Date of Award


Document Type


Degree Name

Doctor of Philosophy (Ph.D.)

School Name

Annsley Frazier Thornton School of Education



Major Advisor

Amy Lein


It is estimated that 0.7% (349,000) of students aged three to 21 have been diagnosed with an emotional disturbance (ED; NCES, 2018). Students with ED typically demonstrate social, behavioral, and academic deficiencies within the school setting. A large part of educating students with ED is providing positive behavior interventions and supports (PBIS) embedded within the structured school day. Antecedent behavior interventions (ABI), including the provision of choice-making opportunities, are examples of effective practice within the PBIS framework. Although there have been studies addressing choice-making for students with ED, most of the literature has focused on choice-making provided during mathematics and English Language Arts (ELA) instruction. Therefore, this study employed a single-subject multiple-baseline across-participants design to examine the effect of choice-making provided in social skills instruction on both academic (i.e., correct responses) and behavioral outcomes (i.e., task engagement, disruptions) for three elementary-aged students with ED.

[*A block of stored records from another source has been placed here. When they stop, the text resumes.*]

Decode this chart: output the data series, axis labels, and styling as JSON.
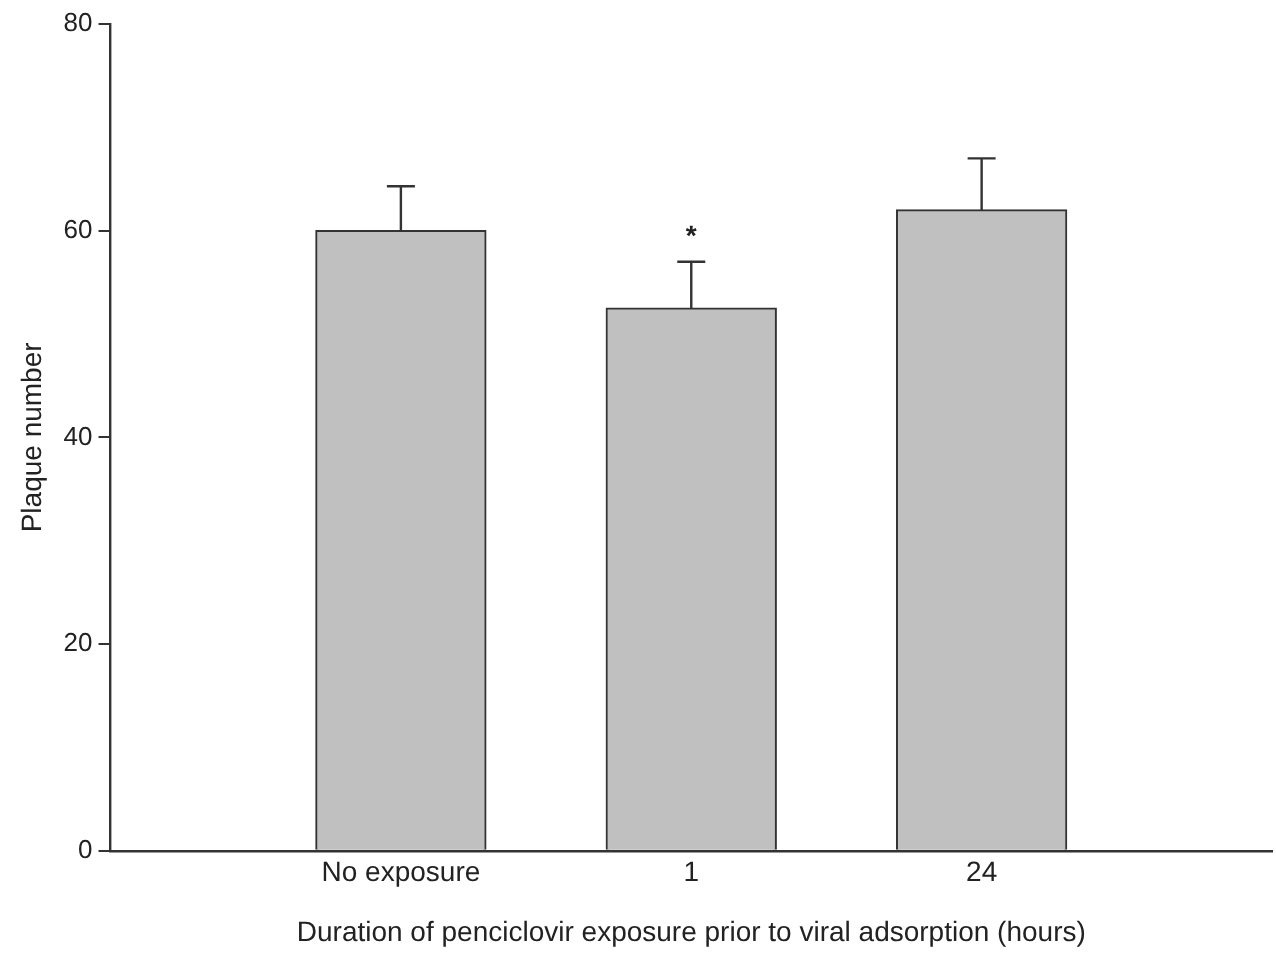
{
  "chart_data": {
    "type": "bar",
    "xlabel": "Duration of penciclovir exposure prior to viral adsorption (hours)",
    "ylabel": "Plaque number",
    "categories": [
      "No exposure",
      "1",
      "24"
    ],
    "values": [
      60,
      52.5,
      62
    ],
    "color": "#c0c0c0",
    "errors": [
      [
        60,
        64.3
      ],
      [
        52.5,
        57
      ],
      [
        62,
        67
      ]
    ],
    "ylim": [
      0,
      80
    ],
    "yticks": [
      0,
      20,
      40,
      60,
      80
    ],
    "grid": false,
    "legend": false,
    "annotations": [
      {
        "text": "*",
        "x": "1",
        "y": 57
      }
    ]
  }
}
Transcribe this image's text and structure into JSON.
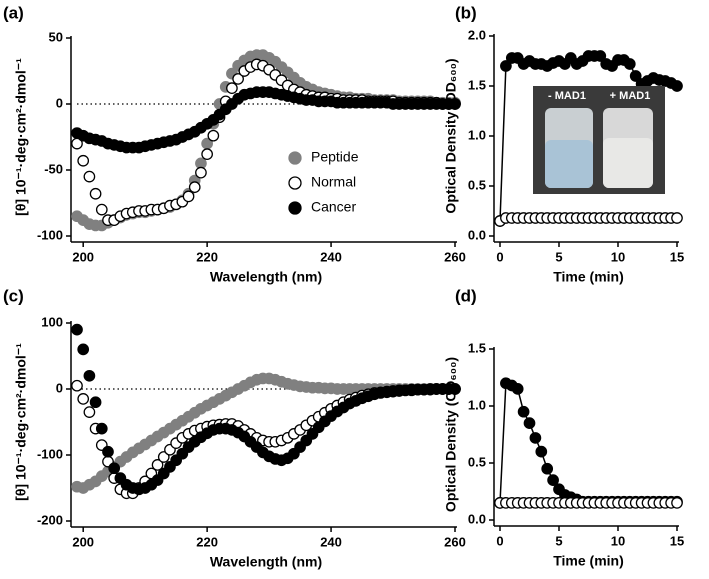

Results demonstrated improved behaviors of three student participants. All participants showed an increase in task engagement and a decrease in number of disruptions from baseline to intervention conditions, and one of three student participants increased the number of correct responses on social skills assignments from baseline to intervention condition. In this study, experimental control was not established and this precluded the establishment of a functional relationship. The results are inconclusive for social skills instruction. Limitations and discussion for future research in regard to choice-making for students with ED are provided.